Patients who go to rehab are far more likely to recover and stay sober.
There are different types of rehab centers.
Come up with a list of facilities in your area. Or, if you think it’s better, find someplace out of the way.
Creating options makes your loved one feel empowered.
Let them play a part in their own treatment.
Some rehab centers allow visitors. Others do not.
Ask what your loved one prefers.
Keep in mind that rehab is expensive. Not all centers will accept insurance.
Rehab might be expensive in the beginning, but it’s cheaper than a life under addiction. And it will improve everyone’s quality of life.
Alcoholics need to go through a detox.
This is not an easy process. The first few days of recovery are the most important. They are also the most difficult.
It’s best to detox under medical supervision.
Detoxing improperly can lead to serious health issues and even death.
Alcoholics should never treat themselves.
- Following Up
It’s important to stay involved during recovery.
You might not be able to talk during the rehab. But you can talk to your loved one afterward. One conversation won’t fix everything.
Set aside time to talk about the addiction.
Write it down in your calendar. In the beginning, you might have to talk about it every day. As time goes on, the conversations will become less frequent.
Be prepared that your loved one might relapse.
Staying in touch and talking through the issues prevents this from happening.
However, nothing in life is a guarantee.
You can’t control other people.
- Creating a Routine
Stability is essential for recovery.
Alcoholics feel like they don’t have control over their lives.
Establishing a regular routine establishes rhythm and control. Routines take on many different forms.
Self-care should be at the center of the routine.
Don’t forget to take care of yourself, too. Supporting an alcoholic isn’t easy.
If you aren’t healthy, you can’t help other people.
Create routines for the morning and the evening. Do the same thing when you wake up every day. Wash your face or brew a cup of coffee.
Before you go to bed, relax as much as you can.
Sleep is undervalued.
- Staying Positive
It’s tough to look on the bright side.
You need to stay positive for your loved one.
Alcohol is a depressant.
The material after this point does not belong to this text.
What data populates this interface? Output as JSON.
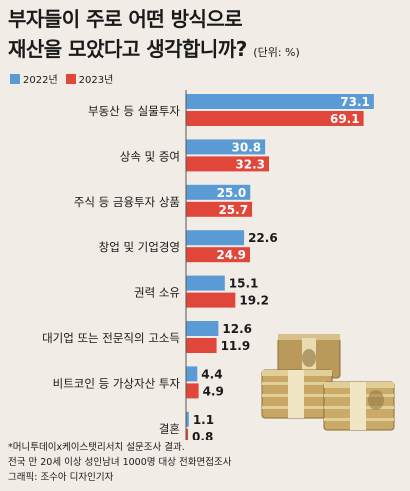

They will likely be down and negative.
Remind them that recovery is in reach.
No one should be defined by their disease.
Create rewards for both yourself and loved ones.
You deserve to treat yourself every once in a while. Go on that vacation you’ve always dreamed of.
Lots of recovering alcoholics stay sober the rest of their lives.
You should stay hopeful.
Helping an alcoholic is a tough task, but it is an honorable one. Your loved one is lucky to have you.